- Interplay between Broadcasting Act and Copyright Act Considered in Respect of Retransmission
- January 26, 2017 | Authors: Jillian Brenner; Adrian J. Howard; Beverley Moore; Chantal Saunders
- Law Firm: Borden Ladner Gervais LLP - Ottawa Office
2251723 Ontario Inc. v Bell Canada, 2016 ONSC 7273
The Ontario Superior Court of Justice was considering a request by VMedia for an order declaring that its new internet retransmitting service does not infringe Bell's copyright in CTV television broadcasts. VMedia asserted that it was entitled to simultaneously retransmit without Bell's consent, while Bell argued that as the owner or licensee of the copyright, retransmission was not permitted without its consent. Bell sought a declaration of infringement in a counter-application. The Court dismissed VMedia's application and granted Bell's application.

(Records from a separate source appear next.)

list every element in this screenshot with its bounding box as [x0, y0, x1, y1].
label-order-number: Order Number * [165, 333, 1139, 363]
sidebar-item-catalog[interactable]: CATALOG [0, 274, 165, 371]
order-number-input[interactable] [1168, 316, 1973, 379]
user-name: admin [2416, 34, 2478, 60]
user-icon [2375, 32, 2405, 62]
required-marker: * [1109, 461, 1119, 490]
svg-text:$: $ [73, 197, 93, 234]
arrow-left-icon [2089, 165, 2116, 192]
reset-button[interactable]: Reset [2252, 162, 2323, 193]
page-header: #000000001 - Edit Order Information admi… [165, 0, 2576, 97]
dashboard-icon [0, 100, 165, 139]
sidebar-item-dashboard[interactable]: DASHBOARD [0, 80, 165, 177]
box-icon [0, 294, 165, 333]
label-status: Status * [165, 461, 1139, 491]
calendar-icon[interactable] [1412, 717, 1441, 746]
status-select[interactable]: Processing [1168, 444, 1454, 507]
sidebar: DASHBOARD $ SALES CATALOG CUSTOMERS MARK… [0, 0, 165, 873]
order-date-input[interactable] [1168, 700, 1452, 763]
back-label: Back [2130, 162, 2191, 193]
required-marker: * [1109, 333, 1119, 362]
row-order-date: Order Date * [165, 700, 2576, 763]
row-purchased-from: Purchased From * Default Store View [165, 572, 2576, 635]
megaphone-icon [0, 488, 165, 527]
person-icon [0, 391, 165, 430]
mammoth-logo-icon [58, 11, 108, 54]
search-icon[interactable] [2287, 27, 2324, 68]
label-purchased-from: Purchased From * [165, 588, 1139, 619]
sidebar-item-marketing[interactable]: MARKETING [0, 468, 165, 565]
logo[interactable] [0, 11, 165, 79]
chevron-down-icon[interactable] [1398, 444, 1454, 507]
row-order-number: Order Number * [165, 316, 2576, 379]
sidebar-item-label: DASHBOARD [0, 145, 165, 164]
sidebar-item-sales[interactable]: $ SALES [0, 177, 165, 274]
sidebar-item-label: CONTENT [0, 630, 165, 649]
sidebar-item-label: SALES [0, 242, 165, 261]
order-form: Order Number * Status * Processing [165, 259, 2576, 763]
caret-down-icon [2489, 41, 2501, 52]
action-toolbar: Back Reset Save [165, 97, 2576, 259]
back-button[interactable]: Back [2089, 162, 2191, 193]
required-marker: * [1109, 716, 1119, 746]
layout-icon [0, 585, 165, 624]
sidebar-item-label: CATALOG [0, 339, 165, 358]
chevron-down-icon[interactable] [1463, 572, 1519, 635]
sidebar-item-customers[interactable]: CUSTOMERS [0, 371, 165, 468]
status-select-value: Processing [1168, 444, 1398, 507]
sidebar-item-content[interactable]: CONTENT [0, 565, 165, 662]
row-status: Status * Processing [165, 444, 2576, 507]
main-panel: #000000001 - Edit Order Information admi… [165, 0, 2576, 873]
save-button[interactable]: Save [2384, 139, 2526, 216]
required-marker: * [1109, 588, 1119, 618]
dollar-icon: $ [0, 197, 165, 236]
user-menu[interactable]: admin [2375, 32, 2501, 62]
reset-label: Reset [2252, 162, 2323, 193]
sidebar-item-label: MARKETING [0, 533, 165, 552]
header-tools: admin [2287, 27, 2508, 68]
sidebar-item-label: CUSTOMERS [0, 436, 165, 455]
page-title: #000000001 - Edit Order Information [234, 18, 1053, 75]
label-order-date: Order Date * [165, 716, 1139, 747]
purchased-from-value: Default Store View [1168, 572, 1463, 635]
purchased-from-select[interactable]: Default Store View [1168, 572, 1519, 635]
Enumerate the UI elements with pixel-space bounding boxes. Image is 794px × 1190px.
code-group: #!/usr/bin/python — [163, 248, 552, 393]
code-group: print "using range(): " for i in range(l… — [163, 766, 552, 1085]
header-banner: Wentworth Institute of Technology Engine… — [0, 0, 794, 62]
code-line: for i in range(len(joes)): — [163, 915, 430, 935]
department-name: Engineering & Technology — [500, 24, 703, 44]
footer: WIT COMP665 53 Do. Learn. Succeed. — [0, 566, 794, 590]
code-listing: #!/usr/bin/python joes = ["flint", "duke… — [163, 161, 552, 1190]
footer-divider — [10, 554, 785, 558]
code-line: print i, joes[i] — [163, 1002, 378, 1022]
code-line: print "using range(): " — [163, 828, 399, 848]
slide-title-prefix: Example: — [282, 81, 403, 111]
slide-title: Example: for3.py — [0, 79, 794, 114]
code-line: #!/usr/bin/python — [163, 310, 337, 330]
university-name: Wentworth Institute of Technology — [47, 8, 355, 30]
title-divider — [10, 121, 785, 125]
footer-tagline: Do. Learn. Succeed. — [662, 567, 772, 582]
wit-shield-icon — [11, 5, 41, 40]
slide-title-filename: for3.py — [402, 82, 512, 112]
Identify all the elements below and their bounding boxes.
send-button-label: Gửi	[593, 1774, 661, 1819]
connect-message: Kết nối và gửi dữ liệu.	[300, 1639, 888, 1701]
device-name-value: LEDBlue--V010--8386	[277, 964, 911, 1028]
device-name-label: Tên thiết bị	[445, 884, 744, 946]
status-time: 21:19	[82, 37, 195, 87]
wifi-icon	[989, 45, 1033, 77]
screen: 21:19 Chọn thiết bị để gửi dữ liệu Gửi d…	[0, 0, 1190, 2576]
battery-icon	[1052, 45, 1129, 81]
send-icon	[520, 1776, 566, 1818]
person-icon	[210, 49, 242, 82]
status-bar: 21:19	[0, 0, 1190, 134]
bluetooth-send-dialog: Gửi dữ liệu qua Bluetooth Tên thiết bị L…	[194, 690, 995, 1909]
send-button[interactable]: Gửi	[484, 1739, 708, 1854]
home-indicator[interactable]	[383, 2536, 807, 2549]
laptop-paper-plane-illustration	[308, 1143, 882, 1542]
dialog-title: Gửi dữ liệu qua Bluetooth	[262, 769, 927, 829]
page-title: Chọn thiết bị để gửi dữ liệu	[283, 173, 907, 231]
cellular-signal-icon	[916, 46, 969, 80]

The Court set out the various necessary approvals and licences at play under the Broadcasting Act and the Copyright Act. After considering the facts of the case, the Court concluded that VMedia is a new media transmitter under section 31(1) of the Copyright Act. As a result, VMedia's service does not qualify for a compulsory licence, available only to retransmitters who are not new media retransmitters, under section 31(2) of the Copyright Act.
The Court awarded the requested declaration that VMedia infringed Bell's rights under the Copyright Act, and enjoined VMedia. The Court refused to address the relief sought in respect of a possible breach of an agreement between the parties. The Court reviewed Bell's Costs Outline that sought $194,365 on a partial indemnity basis, and awarded $150,000, which included disbursements and taxes.